THE global population is ageing rapidly, with a sizable share of the older population residing in developing countries. Pakistan is one of only 15 countries worldwide with about 8 percent of the population (16 million plus) being over 60 years old. The aging population in Pakistan, projected to be doubled to 40 million by 2050, underscores the need for post-retirement support due to its impact on health services and the prevalence of degenerative and communicable diseases. Infections are the leading cause of morbidity in old age, alongside visual impairment, walking difficulties, chewing difficulties, hearing issues, osteoporosis, arthritis and incontinence. Pakistan’s United Nations Human Development Index ranking is 150th out of 189, with only 2.3% of the population above the statutory pensionable age receiving an old-age pension. As life expectancy increases above 70, the aging population faces challenges, leading to less intergenerational support. Class plays a significant role in the health of the elderly in Pakistan, with women having no advantage over men.

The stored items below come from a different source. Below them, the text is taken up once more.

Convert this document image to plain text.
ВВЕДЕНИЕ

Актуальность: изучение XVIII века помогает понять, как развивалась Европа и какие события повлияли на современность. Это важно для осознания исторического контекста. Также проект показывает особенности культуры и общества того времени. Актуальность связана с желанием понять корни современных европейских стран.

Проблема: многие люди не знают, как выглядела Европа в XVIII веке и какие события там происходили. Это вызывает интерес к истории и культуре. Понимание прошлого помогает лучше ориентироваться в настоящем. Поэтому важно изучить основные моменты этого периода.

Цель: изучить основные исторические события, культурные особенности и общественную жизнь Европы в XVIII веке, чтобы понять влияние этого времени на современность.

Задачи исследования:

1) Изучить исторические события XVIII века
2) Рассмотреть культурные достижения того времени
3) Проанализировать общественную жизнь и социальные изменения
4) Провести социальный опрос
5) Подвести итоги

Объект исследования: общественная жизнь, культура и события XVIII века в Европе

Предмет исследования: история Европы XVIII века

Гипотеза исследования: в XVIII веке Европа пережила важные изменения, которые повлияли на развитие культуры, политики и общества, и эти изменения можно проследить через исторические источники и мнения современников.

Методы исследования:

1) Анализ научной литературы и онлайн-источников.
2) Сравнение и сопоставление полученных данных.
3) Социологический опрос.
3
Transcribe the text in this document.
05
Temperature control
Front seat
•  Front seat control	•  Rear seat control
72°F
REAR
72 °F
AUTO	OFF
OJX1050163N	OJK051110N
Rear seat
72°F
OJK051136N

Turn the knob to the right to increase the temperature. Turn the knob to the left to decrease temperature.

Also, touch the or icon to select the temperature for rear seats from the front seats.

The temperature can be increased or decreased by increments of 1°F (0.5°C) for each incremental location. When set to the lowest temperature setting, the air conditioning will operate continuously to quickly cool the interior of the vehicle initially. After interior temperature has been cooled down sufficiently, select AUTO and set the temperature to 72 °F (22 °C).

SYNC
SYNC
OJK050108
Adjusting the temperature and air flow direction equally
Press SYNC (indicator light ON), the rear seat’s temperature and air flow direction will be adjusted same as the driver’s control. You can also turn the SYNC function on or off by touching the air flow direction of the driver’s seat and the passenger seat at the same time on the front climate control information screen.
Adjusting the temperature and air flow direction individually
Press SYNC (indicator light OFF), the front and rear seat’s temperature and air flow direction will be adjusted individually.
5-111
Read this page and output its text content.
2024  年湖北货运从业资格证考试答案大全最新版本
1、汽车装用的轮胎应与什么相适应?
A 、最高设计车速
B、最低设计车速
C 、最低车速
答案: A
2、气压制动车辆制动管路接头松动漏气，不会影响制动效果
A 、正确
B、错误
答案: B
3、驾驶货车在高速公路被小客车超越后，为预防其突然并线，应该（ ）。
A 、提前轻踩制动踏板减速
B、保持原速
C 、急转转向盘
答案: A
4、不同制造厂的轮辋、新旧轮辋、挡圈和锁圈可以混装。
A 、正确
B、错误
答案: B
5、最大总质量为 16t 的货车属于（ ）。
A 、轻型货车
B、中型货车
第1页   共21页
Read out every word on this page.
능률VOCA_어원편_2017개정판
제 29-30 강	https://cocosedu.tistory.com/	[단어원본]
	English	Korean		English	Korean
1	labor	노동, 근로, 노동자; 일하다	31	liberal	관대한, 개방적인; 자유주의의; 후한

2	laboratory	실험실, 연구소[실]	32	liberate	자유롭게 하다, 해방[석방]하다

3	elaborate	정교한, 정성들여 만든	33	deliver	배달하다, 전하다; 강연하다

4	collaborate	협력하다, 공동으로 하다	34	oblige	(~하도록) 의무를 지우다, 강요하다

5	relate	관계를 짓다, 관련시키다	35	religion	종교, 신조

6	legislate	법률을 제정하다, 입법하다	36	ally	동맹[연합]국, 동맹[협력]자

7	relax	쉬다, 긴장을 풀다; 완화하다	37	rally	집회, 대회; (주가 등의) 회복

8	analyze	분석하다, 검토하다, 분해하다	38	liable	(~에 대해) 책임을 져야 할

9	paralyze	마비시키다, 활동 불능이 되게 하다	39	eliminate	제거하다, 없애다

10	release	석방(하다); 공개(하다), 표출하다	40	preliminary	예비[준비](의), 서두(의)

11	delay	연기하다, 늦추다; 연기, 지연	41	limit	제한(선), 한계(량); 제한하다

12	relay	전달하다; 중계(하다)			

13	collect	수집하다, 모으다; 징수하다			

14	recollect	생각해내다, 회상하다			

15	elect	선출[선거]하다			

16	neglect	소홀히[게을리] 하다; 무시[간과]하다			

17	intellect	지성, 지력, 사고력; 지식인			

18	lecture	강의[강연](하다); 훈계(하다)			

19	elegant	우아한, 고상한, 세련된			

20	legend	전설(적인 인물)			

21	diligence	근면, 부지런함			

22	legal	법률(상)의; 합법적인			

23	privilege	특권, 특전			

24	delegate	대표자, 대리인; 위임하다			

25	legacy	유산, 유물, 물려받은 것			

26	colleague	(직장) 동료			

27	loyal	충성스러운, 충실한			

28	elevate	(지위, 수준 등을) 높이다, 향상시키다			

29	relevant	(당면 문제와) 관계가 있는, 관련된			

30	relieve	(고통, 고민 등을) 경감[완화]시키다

Aging has vast implications for a country’s economic, social and political spheres. As life expectancy increases in Pakistan, all stakeholders, including the government, non-governmental organizations, private sector, media, academia and communities, need to proactively confront this change. Socio-economic policies and programs need to consider the multi-sectoral implications of an ageing population and social protection interventions and health systems need to adapt to respond to the economic and health rights of an older population. Pakistan is a signatory to the Madrid International Plan of Action on Ageing (MIPAA), which links population ageing and the wellbeing of older persons to international frameworks for social and economic development and human rights. The Sustainable Development Goals (SDGs) advocate for age-inclusive development and a study on the state of older women and men in Pakistan using a human rights lens has generated new insights into the lives of older people in Pakistan.

The elderly population in Pakistan constitutes 7.5% of the population, but their pension system is erratic, leading to discrimination and lower employment levels. The government has introduced several acts to protect the elderly from economic, social and political injustices, but these efforts have not improved their status in society. NGOs like Edhi Foundation, Old Homes, Old Age Happy Homes and the Senior Citizen Foundation are working for elderly welfare, but face limitations due to funding issues, bureaucratic processes and corrupt practices. The situation is exacerbated by factors such as family reliance, health issues, loneliness, lack of federal laws and collectivistic household structures. Force field analysis indicates mental health issues, economic welfare and income security as driving forces for senior citizen independence, while state fiscal deficits, government priorities, social reluctance and lack of legislation hinder progress.

The government in the past had drafted three national policies and legislative tools for the elderly, including the 1999 National Policy for the promotion of their health, the 2004 National Policy of Older People and the 2007 Senior Citizens Bill, none of these were presented to Parliament for consent. However, the Ministry of Health launched the National Programme for Health Care for the aged in 2010 to increase preventative, curative and rehabilitative treatments but never implemented in spirit. The provinces too have made little progress on the Senior Citizen Bills.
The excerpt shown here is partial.